2) The Defendants Are Connected to the Forum

The next branch of Van Breda requires defendants to have a connection to the forum in question.  Here, the Court of Appeal again agreed with the motions judge, who found the defendants would have been aware of Black’s ties to Ontario (although they themselves have no connection to the province).  The motions judge also concluded the defendants knew (or ought to have known) that their statements would likely be published by Ontario newspapers.  By providing Canadian media contact information, the defendants could reasonably foresee that Black’s reputation would be damaged in Ontario.

The defendants unsuccessfully attempted to argue that, in an Internet defamation case, statements made are in a class of their own and cannot be held subject to the reasonable foreseeability threshold.  In response to these arguments, Karakatsanis J.A. referenced another Internet defamation case – Barrick Gold Corp. v. Blanchard and Co. (2003), 9 B.L.R. (4th) 316 (Ont. S.C.).  In this ruling, the judge upheld the objective standard in Internet defamation cases.  As a result, the judge held that the Hollinger defendants clearly directed the statements to the Canadian media; it is obviously foreseeable Black’s Ontario reputation would be damaged.

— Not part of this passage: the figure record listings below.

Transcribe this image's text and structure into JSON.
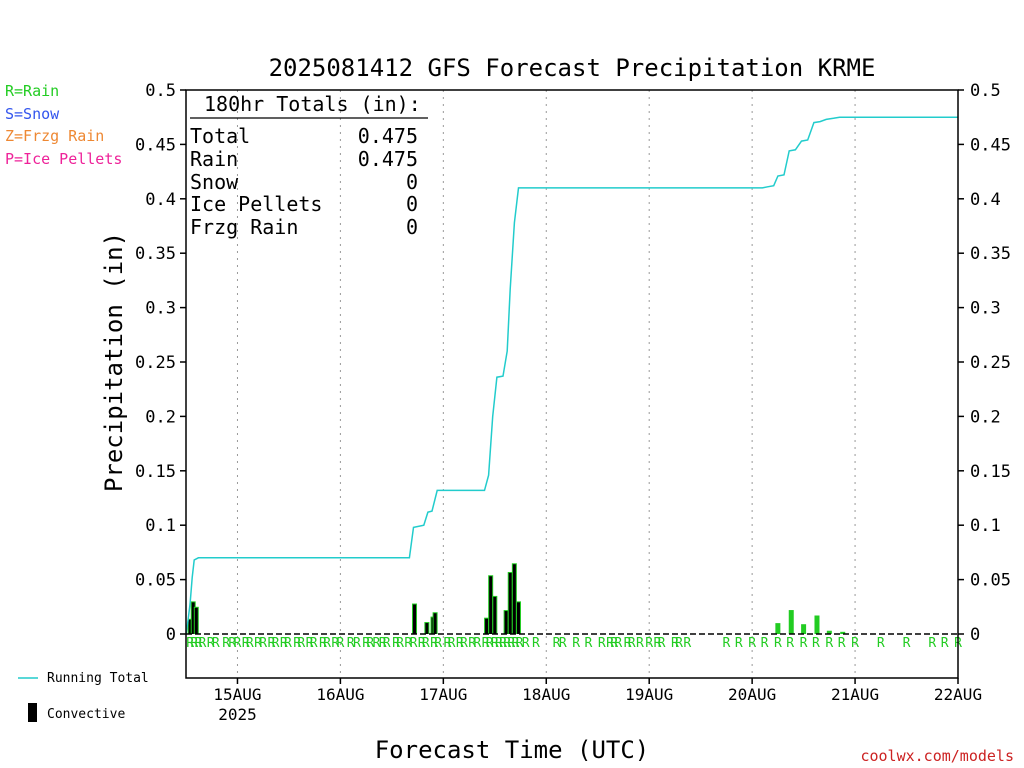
{
  "chart_data": {
    "type": "bar",
    "title": "2025081412 GFS Forecast Precipitation KRME",
    "xlabel": "Forecast Time (UTC)",
    "ylabel": "Precipitation (in)",
    "ylim": [
      0,
      0.5
    ],
    "yticks": [
      "0",
      "0.05",
      "0.1",
      "0.15",
      "0.2",
      "0.25",
      "0.3",
      "0.35",
      "0.4",
      "0.45",
      "0.5"
    ],
    "xlim_days": [
      14.5,
      22.0
    ],
    "xticks": [
      {
        "day": 15,
        "label": "15AUG",
        "sub": "2025"
      },
      {
        "day": 16,
        "label": "16AUG",
        "sub": ""
      },
      {
        "day": 17,
        "label": "17AUG",
        "sub": ""
      },
      {
        "day": 18,
        "label": "18AUG",
        "sub": ""
      },
      {
        "day": 19,
        "label": "19AUG",
        "sub": ""
      },
      {
        "day": 20,
        "label": "20AUG",
        "sub": ""
      },
      {
        "day": 21,
        "label": "21AUG",
        "sub": ""
      },
      {
        "day": 22,
        "label": "22AUG",
        "sub": ""
      }
    ],
    "grid": "vertical-dotted",
    "precip_type_legend": [
      {
        "text": "R=Rain",
        "color": "#22cc22"
      },
      {
        "text": "S=Snow",
        "color": "#3355ee"
      },
      {
        "text": "Z=Frzg Rain",
        "color": "#ee8833"
      },
      {
        "text": "P=Ice Pellets",
        "color": "#ee2299"
      }
    ],
    "totals": {
      "heading": "180hr Totals (in):",
      "rows": [
        {
          "label": "Total",
          "value": "0.475"
        },
        {
          "label": "Rain",
          "value": "0.475"
        },
        {
          "label": "Snow",
          "value": "0"
        },
        {
          "label": "Ice Pellets",
          "value": "0"
        },
        {
          "label": "Frzg Rain",
          "value": "0"
        }
      ]
    },
    "series_legend": [
      {
        "text": "Running Total",
        "color": "#22cccc"
      },
      {
        "text": "Convective",
        "color": "#000000"
      }
    ],
    "credit": "coolwx.com/models",
    "running_total": [
      [
        14.5,
        0
      ],
      [
        14.52,
        0.013
      ],
      [
        14.54,
        0.028
      ],
      [
        14.56,
        0.052
      ],
      [
        14.58,
        0.068
      ],
      [
        14.62,
        0.07
      ],
      [
        16.67,
        0.07
      ],
      [
        16.71,
        0.098
      ],
      [
        16.81,
        0.1
      ],
      [
        16.85,
        0.112
      ],
      [
        16.89,
        0.113
      ],
      [
        16.94,
        0.132
      ],
      [
        17.4,
        0.132
      ],
      [
        17.44,
        0.146
      ],
      [
        17.48,
        0.2
      ],
      [
        17.52,
        0.236
      ],
      [
        17.58,
        0.237
      ],
      [
        17.62,
        0.26
      ],
      [
        17.65,
        0.317
      ],
      [
        17.69,
        0.378
      ],
      [
        17.73,
        0.41
      ],
      [
        19.4,
        0.41
      ],
      [
        20.1,
        0.41
      ],
      [
        20.15,
        0.411
      ],
      [
        20.21,
        0.412
      ],
      [
        20.25,
        0.421
      ],
      [
        20.31,
        0.422
      ],
      [
        20.36,
        0.444
      ],
      [
        20.42,
        0.445
      ],
      [
        20.48,
        0.453
      ],
      [
        20.54,
        0.454
      ],
      [
        20.6,
        0.47
      ],
      [
        20.66,
        0.471
      ],
      [
        20.72,
        0.473
      ],
      [
        20.79,
        0.474
      ],
      [
        20.85,
        0.475
      ],
      [
        22.0,
        0.475
      ]
    ],
    "bars": [
      {
        "x": 14.54,
        "value": 0.014,
        "kind": "convective"
      },
      {
        "x": 14.57,
        "value": 0.03,
        "kind": "convective"
      },
      {
        "x": 14.6,
        "value": 0.025,
        "kind": "convective"
      },
      {
        "x": 16.72,
        "value": 0.028,
        "kind": "convective"
      },
      {
        "x": 16.84,
        "value": 0.011,
        "kind": "convective"
      },
      {
        "x": 16.9,
        "value": 0.016,
        "kind": "convective"
      },
      {
        "x": 16.92,
        "value": 0.02,
        "kind": "convective"
      },
      {
        "x": 17.42,
        "value": 0.015,
        "kind": "convective"
      },
      {
        "x": 17.46,
        "value": 0.054,
        "kind": "convective"
      },
      {
        "x": 17.5,
        "value": 0.035,
        "kind": "convective"
      },
      {
        "x": 17.61,
        "value": 0.022,
        "kind": "convective"
      },
      {
        "x": 17.65,
        "value": 0.057,
        "kind": "convective"
      },
      {
        "x": 17.69,
        "value": 0.065,
        "kind": "convective"
      },
      {
        "x": 17.73,
        "value": 0.03,
        "kind": "convective"
      },
      {
        "x": 20.25,
        "value": 0.01,
        "kind": "rain"
      },
      {
        "x": 20.38,
        "value": 0.022,
        "kind": "rain"
      },
      {
        "x": 20.5,
        "value": 0.009,
        "kind": "rain"
      },
      {
        "x": 20.63,
        "value": 0.017,
        "kind": "rain"
      },
      {
        "x": 20.75,
        "value": 0.003,
        "kind": "rain"
      },
      {
        "x": 20.88,
        "value": 0.002,
        "kind": "rain"
      }
    ],
    "ptype_marker": "R",
    "ptype_marks": [
      14.54,
      14.58,
      14.62,
      14.66,
      14.74,
      14.79,
      14.89,
      14.95,
      15.0,
      15.08,
      15.12,
      15.2,
      15.25,
      15.33,
      15.37,
      15.45,
      15.49,
      15.58,
      15.62,
      15.7,
      15.74,
      15.83,
      15.87,
      15.95,
      16.0,
      16.1,
      16.16,
      16.25,
      16.29,
      16.35,
      16.41,
      16.45,
      16.54,
      16.58,
      16.66,
      16.71,
      16.79,
      16.83,
      16.91,
      16.95,
      17.04,
      17.08,
      17.16,
      17.2,
      17.28,
      17.33,
      17.41,
      17.45,
      17.5,
      17.54,
      17.58,
      17.62,
      17.66,
      17.7,
      17.74,
      17.8,
      17.9,
      18.1,
      18.16,
      18.29,
      18.41,
      18.54,
      18.62,
      18.66,
      18.7,
      18.79,
      18.83,
      18.91,
      19.0,
      19.08,
      19.12,
      19.25,
      19.29,
      19.37,
      19.75,
      19.87,
      20.0,
      20.12,
      20.25,
      20.37,
      20.5,
      20.62,
      20.75,
      20.87,
      21.0,
      21.25,
      21.5,
      21.75,
      21.87,
      22.0
    ]
  }
}
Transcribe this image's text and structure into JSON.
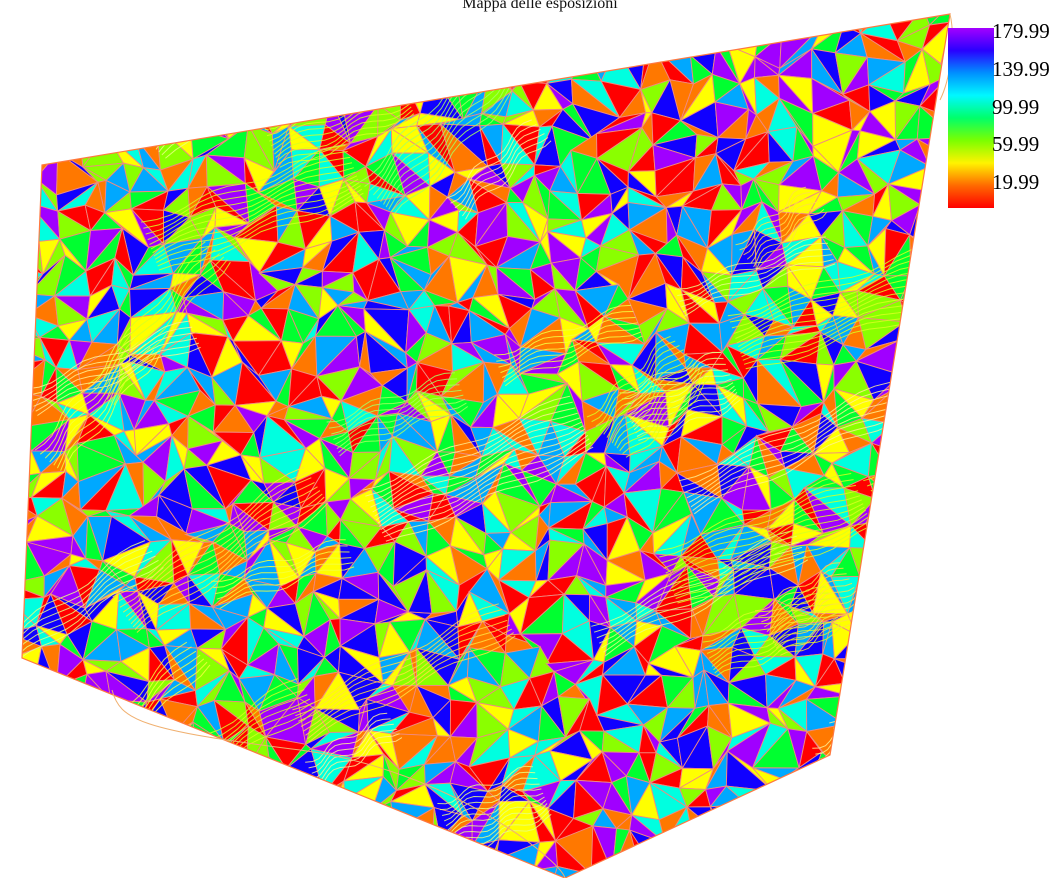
{
  "title": "Mappa delle esposizioni",
  "legend": {
    "labels": [
      "179.99",
      "139.99",
      "99.99",
      "59.99",
      "19.99"
    ],
    "gradient_stops": [
      "#a400ff",
      "#2a00ff",
      "#0090ff",
      "#00f8ff",
      "#00ff6a",
      "#7bff00",
      "#fff300",
      "#ff6a00",
      "#ff0000"
    ]
  },
  "map": {
    "palette": [
      "#ff0000",
      "#ff7800",
      "#ffff00",
      "#8aff00",
      "#00ff30",
      "#00ffe0",
      "#00a8ff",
      "#1000ff",
      "#a000ff"
    ],
    "mesh_line_color": "#f08a80",
    "contour_colors": [
      "#f4ff40",
      "#d8ff20",
      "#ffe040",
      "#a8ff60",
      "#e8ff80",
      "#fff090"
    ],
    "outline_color": "#ff7840"
  }
}
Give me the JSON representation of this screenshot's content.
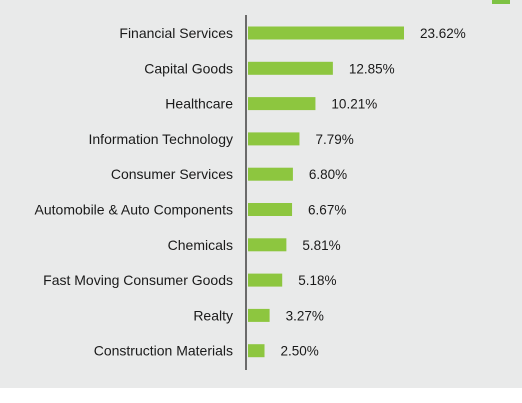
{
  "colors": {
    "bar": "#8dc63f",
    "axis": "#6b6b6b",
    "background": "#e9eaea"
  },
  "chart_data": {
    "type": "bar",
    "orientation": "horizontal",
    "categories": [
      "Financial Services",
      "Capital Goods",
      "Healthcare",
      "Information Technology",
      "Consumer Services",
      "Automobile & Auto Components",
      "Chemicals",
      "Fast Moving Consumer Goods",
      "Realty",
      "Construction Materials"
    ],
    "values": [
      23.62,
      12.85,
      10.21,
      7.79,
      6.8,
      6.67,
      5.81,
      5.18,
      3.27,
      2.5
    ],
    "value_labels": [
      "23.62%",
      "12.85%",
      "10.21%",
      "7.79%",
      "6.80%",
      "6.67%",
      "5.81%",
      "5.18%",
      "3.27%",
      "2.50%"
    ],
    "title": "",
    "xlabel": "",
    "ylabel": "",
    "xlim": [
      0,
      23.62
    ],
    "grid": false,
    "legend": "none"
  }
}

(3) It Is Fair For Ontario to Assume Jurisdiction

Finally, Van Breda requires that fairness should factor into a decision to assess the quality and strength of the connections established to determine whether they amount to a real and substantial connection.

The motions judge primarily focused on the difference between the law of libel in Ontario and in the United States.  If Black were to sue in New York or Illinois, he would not have available to him the presumptions of falsity, damages and malice which exist in Canadian law.  However, he found that the loss of advantage to a litigant is not necessarily unfair.  The motions judge therefore did not use the loss of juridical advantage in his fairness analysis.  Instead, it was concluded that it would be unfair to prevent Black from bringing the suits in Ontario as a result of his strong connections to the province.  The Court of Appeal agreed.

The Court of Appeal also considered any unfairness the defendants might experience by having Ontario assume jurisdiction.  They decided it would not be unjust to hold the Hollinger executives accountable in Ontario due to the nature of the activity.  Following Muscutt, Karakatsanic J.A. determined that this case is one falling into the category of an activity that “by [its] very nature involves a sufficient risk of harm to parties outside the forum …that any unfairness in assuming jurisdiction is mitigated or eliminated.”

Conclusion

Despite the attention many will give this case because it involves Conrad Black, the decision carries significant implications for the ever-developing Internet defamation jurisprudence.  Assuming the Van Breda test survives SCC scrutiny, the decision serves as a warning to those publishing on the Internet that publication can result in liability well outside of one’s jurisdiction so long as it is reasonably foreseeable that reputational damage could occur.